Supervised dimensionality reduction for exploration of single-cell data by HSS-LDA

Patterns (N Y). 2022 Jun 24;3(8):100536. doi: 10.1016/j.patter.2022.100536. eCollection 2022 Aug 12.

Abstract

Single-cell technologies generate large, high-dimensional datasets encompassing a diversity of omics. Dimensionality reduction captures the structure and heterogeneity of the original dataset, creating low-dimensional visualizations that contribute to the human understanding of data. Existing algorithms are typically unsupervised, using measured features to generate manifolds, disregarding known biological labels such as cell type or experimental time point. We repurpose the classification algorithm, linear discriminant analysis (LDA), for supervised dimensionality reduction of single-cell data.

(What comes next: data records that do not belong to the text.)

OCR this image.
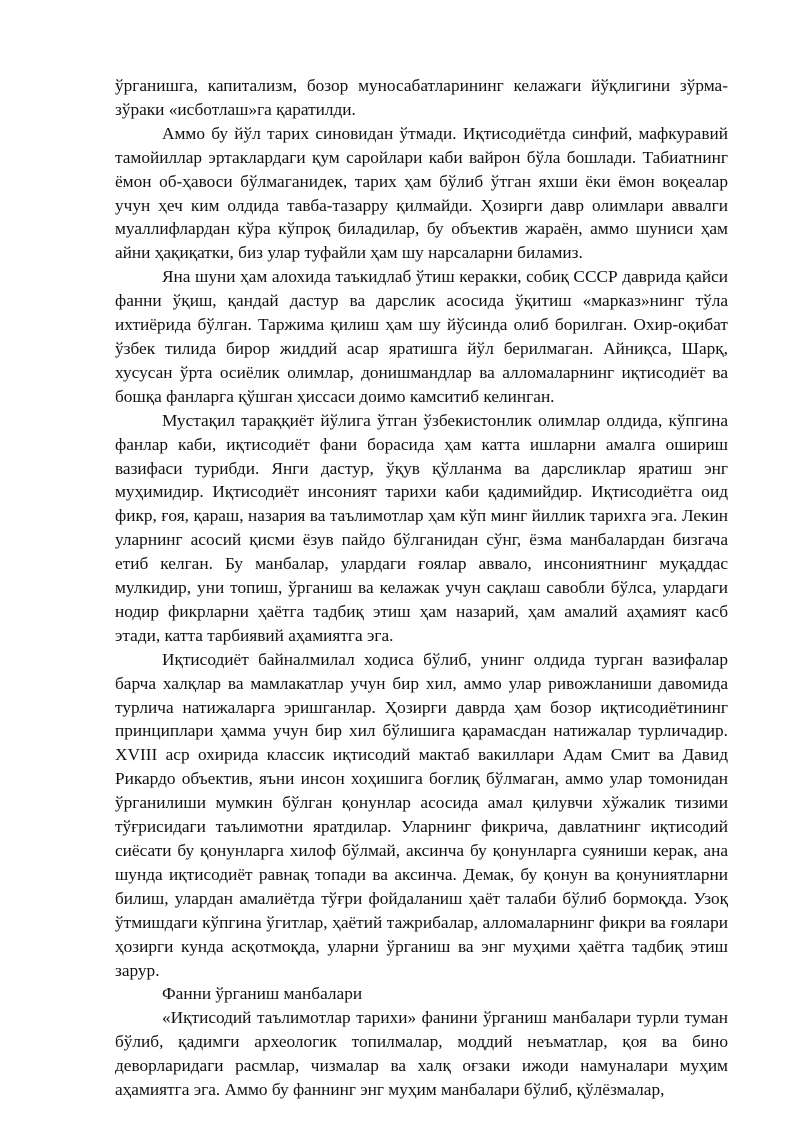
ўрганишга, капитализм, бозор муносабатларининг келажаги йўқлигини зўрма-зўраки «исботлаш»га қаратилди.

Аммо бу йўл тарих синовидан ўтмади. Иқтисодиётда синфий, мафкуравий тамойиллар эртаклардаги қум саройлари каби вайрон бўла бошлади. Табиатнинг ёмон об-ҳавоси бўлмаганидек, тарих ҳам бўлиб ўтган яхши ёки ёмон воқеалар учун ҳеч ким олдида тавба-тазарру қилмайди. Ҳозирги давр олимлари аввалги муаллифлардан кўра кўпроқ биладилар, бу объектив жараён, аммо шуниси ҳам айни ҳақиқатки, биз улар туфайли ҳам шу нарсаларни биламиз.

Яна шуни ҳам алохида таъкидлаб ўтиш керакки, собиқ СССР даврида қайси фанни ўқиш, қандай дастур ва дарслик асосида ўқитиш «марказ»нинг тўла ихтиёрида бўлган. Таржима қилиш ҳам шу йўсинда олиб борилган. Охир-оқибат ўзбек тилида бирор жиддий асар яратишга йўл берилмаган. Айниқса, Шарқ, хусусан ўрта осиёлик олимлар, донишмандлар ва алломаларнинг иқтисодиёт ва бошқа фанларга қўшган ҳиссаси доимо камситиб келинган.

Мустақил тараққиёт йўлига ўтган ўзбекистонлик олимлар олдида, кўпгина фанлар каби, иқтисодиёт фани борасида ҳам катта ишларни амалга ошириш вазифаси турибди. Янги дастур, ўқув қўлланма ва дарсликлар яратиш энг муҳимидир. Иқтисодиёт инсоният тарихи каби қадимийдир. Иқтисодиётга оид фикр, ғоя, қараш, назария ва таълимотлар ҳам кўп минг йиллик тарихга эга. Лекин уларнинг асосий қисми ёзув пайдо бўлганидан сўнг, ёзма манбалардан бизгача етиб келган. Бу манбалар, улардаги ғоялар аввало, инсониятнинг муқаддас мулкидир, уни топиш, ўрганиш ва келажак учун сақлаш савобли бўлса, улардаги нодир фикрларни ҳаётга тадбиқ этиш ҳам назарий, ҳам амалий аҳамият касб этади, катта тарбиявий аҳамиятга эга.

Иқтисодиёт байналмилал ходиса бўлиб, унинг олдида турган вазифалар барча халқлар ва мамлакатлар учун бир хил, аммо улар ривожланиши давомида турлича натижаларга эришганлар. Ҳозирги даврда ҳам бозор иқтисодиётининг принциплари ҳамма учун бир хил бўлишига қарамасдан натижалар турличадир. XVIII аср охирида классик иқтисодий мактаб вакиллари Адам Смит ва Давид Рикардо объектив, яъни инсон хоҳишига боғлиқ бўлмаган, аммо улар томонидан ўрганилиши мумкин бўлган қонунлар асосида амал қилувчи хўжалик тизими тўғрисидаги таълимотни яратдилар. Уларнинг фикрича, давлатнинг иқтисодий сиёсати бу қонунларга хилоф бўлмай, аксинча бу қонунларга суяниши керак, ана шунда иқтисодиёт равнақ топади ва аксинча. Демак, бу қонун ва қонуниятларни билиш, улардан амалиётда тўғри фойдаланиш ҳаёт талаби бўлиб бормоқда. Узоқ ўтмишдаги кўпгина ўгитлар, ҳаётий тажрибалар, алломаларнинг фикри ва ғоялари ҳозирги кунда асқотмоқда, уларни ўрганиш ва энг муҳими ҳаётга тадбиқ этиш зарур.

Фанни ўрганиш манбалари

«Иқтисодий таълимотлар тарихи» фанини ўрганиш манбалари турли туман бўлиб, қадимги археологик топилмалар, моддий неъматлар, қоя ва бино деворларидаги расмлар, чизмалар ва халқ оғзаки ижоди намуналари муҳим аҳамиятга эга. Аммо бу фаннинг энг муҳим манбалари бўлиб, қўлёзмалар,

LDA identifies linear combinations of predictors that optimally separate a priori classes, enabling the study of specific aspects of cellular heterogeneity. We implement feature selection by hybrid subset selection (HSS) and demonstrate that this computationally efficient approach generates non-stochastic, interpretable axes amenable to diverse biological processes such as differentiation over time and cell cycle. We benchmark HSS-LDA against several popular dimensionality-reduction algorithms and illustrate its utility and versatility for the exploration of single-cell mass cytometry, transcriptomics, and chromatin accessibility data.

Keywords: LDA; algorithms; cell cycle; dimensionality reduction; feature interpretation; feature selection; linear discriminant analysis; omics; single cell; trajectory; visualization.